The city of Chicago saw a little more tax revenue than expected last year. That’s the sliver of good news in a new report that spells out the bleak long-term financial forecast.
The Comprehensive Financial Report is a deep dive into the final 2018 performance the city is obligated to release every year.
In some ways, it was a pretty good year: The city’s general fund saw about $44 million more than projected largely because of a strong economy.
But that doesn’t mean the city’s financial fortunes are finally turning around. It’s instead a ripple of good news in a sea of billions of dollars of long-term debt.
Both the current and previous administration have projected a budget deficit that will probably top out above $700 million. Taxpayers have been putting more in property taxes and water and sewer fees into the city’s four pension funds, but that hasn’t brought the unfunded pension liability down. It has actually increased from $28 billion to $30 billion across the city’s four funds.

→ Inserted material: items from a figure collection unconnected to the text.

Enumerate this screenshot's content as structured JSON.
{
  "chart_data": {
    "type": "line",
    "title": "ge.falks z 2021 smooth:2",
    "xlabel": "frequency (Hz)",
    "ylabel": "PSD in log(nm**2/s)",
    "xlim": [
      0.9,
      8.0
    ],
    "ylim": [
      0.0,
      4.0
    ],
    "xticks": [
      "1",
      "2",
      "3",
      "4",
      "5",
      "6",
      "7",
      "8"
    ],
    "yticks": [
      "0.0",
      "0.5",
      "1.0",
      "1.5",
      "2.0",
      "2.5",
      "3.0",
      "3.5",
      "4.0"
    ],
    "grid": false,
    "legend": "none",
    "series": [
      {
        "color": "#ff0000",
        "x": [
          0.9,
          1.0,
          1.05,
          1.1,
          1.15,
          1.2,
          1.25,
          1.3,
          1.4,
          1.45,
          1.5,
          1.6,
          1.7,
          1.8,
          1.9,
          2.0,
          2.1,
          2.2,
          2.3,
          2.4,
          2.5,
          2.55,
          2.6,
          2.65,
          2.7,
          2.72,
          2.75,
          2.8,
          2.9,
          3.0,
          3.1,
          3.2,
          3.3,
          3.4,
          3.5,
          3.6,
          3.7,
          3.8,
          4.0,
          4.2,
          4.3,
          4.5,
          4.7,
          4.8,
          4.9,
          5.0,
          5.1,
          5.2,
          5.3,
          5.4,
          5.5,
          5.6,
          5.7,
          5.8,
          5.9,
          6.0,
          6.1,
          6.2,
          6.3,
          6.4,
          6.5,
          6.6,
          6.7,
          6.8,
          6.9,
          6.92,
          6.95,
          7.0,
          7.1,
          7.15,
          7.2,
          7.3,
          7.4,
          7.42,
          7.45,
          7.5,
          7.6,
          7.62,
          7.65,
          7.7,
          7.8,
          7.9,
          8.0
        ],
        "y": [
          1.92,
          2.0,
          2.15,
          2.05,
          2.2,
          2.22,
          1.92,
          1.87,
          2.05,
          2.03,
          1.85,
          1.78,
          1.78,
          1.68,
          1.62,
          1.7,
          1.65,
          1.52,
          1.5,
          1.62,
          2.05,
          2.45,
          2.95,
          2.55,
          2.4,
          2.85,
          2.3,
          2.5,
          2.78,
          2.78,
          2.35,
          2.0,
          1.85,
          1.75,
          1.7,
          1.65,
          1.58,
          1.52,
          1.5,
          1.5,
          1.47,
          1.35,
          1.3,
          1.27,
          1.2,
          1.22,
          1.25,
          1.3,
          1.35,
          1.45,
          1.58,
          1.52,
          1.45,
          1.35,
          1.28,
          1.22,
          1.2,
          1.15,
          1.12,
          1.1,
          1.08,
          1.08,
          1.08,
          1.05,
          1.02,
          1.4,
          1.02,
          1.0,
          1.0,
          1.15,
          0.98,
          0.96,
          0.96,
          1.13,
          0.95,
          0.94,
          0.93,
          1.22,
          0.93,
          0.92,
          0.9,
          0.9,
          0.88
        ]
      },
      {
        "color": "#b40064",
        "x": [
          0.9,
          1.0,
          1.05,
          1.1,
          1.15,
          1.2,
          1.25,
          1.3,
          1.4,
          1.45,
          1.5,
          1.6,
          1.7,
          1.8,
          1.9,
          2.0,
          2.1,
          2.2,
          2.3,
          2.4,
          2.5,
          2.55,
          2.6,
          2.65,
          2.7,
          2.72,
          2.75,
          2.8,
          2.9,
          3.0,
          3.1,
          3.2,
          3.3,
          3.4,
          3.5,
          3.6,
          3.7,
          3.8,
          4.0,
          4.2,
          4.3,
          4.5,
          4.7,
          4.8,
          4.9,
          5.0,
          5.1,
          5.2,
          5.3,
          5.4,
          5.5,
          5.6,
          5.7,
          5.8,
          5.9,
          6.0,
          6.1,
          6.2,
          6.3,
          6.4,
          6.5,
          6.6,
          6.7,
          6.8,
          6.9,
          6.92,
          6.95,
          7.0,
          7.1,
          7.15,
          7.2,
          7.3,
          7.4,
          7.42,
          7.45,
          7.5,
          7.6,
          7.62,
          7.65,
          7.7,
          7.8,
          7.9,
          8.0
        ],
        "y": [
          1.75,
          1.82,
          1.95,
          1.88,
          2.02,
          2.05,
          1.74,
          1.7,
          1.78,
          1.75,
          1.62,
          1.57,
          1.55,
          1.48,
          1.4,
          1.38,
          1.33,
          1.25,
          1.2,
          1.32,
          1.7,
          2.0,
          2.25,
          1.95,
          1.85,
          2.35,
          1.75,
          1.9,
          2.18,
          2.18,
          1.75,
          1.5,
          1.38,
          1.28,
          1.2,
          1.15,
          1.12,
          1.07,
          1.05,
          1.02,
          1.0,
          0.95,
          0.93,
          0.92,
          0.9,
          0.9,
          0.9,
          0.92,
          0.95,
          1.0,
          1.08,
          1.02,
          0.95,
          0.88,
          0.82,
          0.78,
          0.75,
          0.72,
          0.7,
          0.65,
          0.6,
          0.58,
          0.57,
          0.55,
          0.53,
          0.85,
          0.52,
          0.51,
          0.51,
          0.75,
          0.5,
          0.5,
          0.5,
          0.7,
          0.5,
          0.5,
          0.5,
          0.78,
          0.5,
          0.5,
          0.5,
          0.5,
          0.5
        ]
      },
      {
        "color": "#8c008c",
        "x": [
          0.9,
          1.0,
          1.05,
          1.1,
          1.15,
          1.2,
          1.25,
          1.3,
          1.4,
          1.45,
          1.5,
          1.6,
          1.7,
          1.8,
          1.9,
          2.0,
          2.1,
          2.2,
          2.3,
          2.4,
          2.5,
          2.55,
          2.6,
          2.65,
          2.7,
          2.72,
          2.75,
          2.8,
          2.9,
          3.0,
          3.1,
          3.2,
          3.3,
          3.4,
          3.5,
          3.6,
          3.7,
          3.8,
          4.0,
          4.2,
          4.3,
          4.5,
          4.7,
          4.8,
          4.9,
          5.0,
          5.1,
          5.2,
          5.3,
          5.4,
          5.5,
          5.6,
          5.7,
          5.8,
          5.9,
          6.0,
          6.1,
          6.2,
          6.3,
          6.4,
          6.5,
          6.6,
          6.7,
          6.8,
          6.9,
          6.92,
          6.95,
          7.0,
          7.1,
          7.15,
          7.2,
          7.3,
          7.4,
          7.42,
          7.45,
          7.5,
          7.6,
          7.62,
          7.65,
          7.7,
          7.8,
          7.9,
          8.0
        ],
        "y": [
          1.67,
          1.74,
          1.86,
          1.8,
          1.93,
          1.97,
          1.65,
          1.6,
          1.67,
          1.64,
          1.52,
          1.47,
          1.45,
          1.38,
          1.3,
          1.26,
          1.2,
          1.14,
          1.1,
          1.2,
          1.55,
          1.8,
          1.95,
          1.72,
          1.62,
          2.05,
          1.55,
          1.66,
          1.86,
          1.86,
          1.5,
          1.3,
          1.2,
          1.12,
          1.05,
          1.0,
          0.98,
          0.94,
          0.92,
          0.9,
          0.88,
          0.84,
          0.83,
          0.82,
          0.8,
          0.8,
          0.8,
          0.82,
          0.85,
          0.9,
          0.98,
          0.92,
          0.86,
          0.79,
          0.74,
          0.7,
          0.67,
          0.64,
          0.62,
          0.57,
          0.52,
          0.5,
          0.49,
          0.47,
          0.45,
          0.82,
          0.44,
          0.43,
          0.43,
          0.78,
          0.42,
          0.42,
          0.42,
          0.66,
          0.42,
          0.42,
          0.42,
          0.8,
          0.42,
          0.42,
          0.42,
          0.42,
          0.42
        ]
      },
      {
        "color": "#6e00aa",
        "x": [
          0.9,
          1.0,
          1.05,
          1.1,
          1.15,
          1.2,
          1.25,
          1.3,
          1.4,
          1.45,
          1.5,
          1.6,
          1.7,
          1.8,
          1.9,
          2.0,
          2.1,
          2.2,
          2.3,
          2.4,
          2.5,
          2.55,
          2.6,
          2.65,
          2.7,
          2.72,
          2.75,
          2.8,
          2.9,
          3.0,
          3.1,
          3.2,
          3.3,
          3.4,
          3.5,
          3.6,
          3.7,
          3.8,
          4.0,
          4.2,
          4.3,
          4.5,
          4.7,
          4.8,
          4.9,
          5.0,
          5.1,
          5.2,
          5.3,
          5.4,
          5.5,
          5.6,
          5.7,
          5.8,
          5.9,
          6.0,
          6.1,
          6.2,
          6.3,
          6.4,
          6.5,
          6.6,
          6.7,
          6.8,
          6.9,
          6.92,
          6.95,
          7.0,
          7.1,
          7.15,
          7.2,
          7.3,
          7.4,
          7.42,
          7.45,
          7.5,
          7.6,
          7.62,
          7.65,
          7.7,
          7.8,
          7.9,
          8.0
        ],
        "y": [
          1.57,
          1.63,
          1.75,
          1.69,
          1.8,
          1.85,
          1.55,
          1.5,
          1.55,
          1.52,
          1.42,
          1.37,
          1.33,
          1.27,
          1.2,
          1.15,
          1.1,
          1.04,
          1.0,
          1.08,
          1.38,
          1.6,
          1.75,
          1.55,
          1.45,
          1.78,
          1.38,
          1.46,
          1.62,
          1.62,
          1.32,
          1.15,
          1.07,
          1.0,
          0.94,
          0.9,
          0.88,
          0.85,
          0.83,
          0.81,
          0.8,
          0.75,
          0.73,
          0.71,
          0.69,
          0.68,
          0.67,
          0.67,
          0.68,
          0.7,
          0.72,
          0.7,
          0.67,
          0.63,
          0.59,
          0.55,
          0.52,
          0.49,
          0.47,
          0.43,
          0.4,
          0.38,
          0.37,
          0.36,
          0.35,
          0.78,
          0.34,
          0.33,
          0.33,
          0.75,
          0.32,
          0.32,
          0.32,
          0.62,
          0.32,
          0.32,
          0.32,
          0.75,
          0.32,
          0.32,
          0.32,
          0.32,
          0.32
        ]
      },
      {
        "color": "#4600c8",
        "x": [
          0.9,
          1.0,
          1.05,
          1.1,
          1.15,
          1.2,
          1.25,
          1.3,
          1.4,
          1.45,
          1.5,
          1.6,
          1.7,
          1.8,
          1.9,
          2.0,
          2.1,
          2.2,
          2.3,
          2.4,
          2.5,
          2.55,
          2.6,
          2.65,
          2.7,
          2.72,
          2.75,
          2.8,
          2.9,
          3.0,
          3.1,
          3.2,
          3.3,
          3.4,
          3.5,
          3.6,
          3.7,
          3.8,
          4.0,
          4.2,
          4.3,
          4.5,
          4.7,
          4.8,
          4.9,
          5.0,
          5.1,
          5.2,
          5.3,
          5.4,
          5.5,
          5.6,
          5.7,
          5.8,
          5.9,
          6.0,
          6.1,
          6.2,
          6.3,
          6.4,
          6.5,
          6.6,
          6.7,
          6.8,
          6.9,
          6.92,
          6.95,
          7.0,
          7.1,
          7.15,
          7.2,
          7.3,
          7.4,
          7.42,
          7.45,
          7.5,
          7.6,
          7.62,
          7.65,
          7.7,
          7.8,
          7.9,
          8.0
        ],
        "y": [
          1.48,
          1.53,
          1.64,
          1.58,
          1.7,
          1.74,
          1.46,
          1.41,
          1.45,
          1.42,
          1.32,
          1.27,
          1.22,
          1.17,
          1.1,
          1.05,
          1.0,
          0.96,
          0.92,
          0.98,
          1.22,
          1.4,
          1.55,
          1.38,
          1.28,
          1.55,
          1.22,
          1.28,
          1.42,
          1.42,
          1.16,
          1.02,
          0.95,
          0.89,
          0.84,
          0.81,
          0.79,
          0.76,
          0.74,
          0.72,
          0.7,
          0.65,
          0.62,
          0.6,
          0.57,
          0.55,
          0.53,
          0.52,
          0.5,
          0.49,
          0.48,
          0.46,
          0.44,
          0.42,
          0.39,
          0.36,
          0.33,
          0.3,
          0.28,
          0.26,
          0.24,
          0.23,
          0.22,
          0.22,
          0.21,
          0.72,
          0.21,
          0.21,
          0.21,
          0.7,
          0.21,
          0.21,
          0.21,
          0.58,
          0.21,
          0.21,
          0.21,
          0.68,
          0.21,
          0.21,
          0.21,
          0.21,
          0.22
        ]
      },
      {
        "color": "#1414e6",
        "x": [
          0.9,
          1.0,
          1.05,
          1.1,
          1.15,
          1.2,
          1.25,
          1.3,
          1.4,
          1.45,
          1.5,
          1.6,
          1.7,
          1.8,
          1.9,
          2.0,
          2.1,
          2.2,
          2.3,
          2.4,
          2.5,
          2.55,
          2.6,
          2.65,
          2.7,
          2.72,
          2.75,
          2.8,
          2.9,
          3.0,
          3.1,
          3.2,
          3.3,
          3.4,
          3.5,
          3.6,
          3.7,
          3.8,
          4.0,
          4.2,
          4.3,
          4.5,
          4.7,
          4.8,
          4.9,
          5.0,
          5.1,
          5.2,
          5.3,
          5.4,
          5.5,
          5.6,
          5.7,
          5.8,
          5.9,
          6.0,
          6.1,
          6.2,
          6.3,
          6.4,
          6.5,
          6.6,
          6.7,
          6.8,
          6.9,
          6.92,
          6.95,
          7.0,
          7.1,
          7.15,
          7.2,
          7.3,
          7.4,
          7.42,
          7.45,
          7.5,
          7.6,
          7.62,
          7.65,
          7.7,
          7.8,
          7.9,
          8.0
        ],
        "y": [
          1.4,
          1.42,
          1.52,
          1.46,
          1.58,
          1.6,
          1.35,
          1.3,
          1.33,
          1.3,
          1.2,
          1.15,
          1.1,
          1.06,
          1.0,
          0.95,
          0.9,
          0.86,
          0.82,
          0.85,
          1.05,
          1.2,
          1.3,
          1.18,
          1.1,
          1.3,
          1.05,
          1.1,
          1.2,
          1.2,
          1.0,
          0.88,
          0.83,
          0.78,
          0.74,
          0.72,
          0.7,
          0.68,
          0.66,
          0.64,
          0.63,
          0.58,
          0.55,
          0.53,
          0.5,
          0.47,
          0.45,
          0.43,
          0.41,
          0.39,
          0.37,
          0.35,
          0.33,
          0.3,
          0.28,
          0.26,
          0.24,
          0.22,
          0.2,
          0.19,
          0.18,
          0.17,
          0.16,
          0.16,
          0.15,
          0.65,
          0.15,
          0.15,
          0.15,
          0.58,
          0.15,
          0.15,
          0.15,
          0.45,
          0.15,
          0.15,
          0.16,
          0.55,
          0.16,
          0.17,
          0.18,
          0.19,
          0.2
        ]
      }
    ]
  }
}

A lot of this is because of poor stock market performance at the end of the year. According to one municipal bond analyst, it’ll be years before that unfunded liability stops growing.
“There’s a number called the tread water number,” said Brian Battle, director of Performance Trust Capital Partners. “That’s the amount of money the city has to put in just to not get any worse. We’re still behind that number. It’s a number that’s so big and so threatening and consuming a larger and larger part of the city’s budget, that pretty soon, we’re going to have so much money going into the pension plans, that we’re going to have fewer teachers, fewer cops, less services. That point is coming in the future, so the sooner we deal with it, the better.”
This increase was actually projected and not a surprise to any analyst. The city will have to find about $1 billion more in revenue to put into the funds over the next three years
Mayor Lori Lightfoot has said openly there will need to be more revenue, and has floated ideas like an expansion of the sales tax to include some services, taxing retirement income, and asking the state to merge Chicago’s pension fund into one big downstate fund.
In the report, Lightfoot included a statement that reads, in part:
“While these costs loom large for next year and beyond, our administration will be looking at how city government functions to develop a sustainable roadmap for the future. As part of that, we will address our liabilities head on by fulfilling our pension obligations and making our government work more fairly and efficiently for all our residents.”
Either way, Battle says the city is running out of options to address the growing pension liability.
“Either you have to diminish benefits, which is prohibited by the Illinois constitution, or you have to raise taxes,” Battle said, noting that Lightfoot’s service tax proposal won’t be enough to fill the hole. “It might have to be something else like retirement income, which is something Illinois doesn’t do.”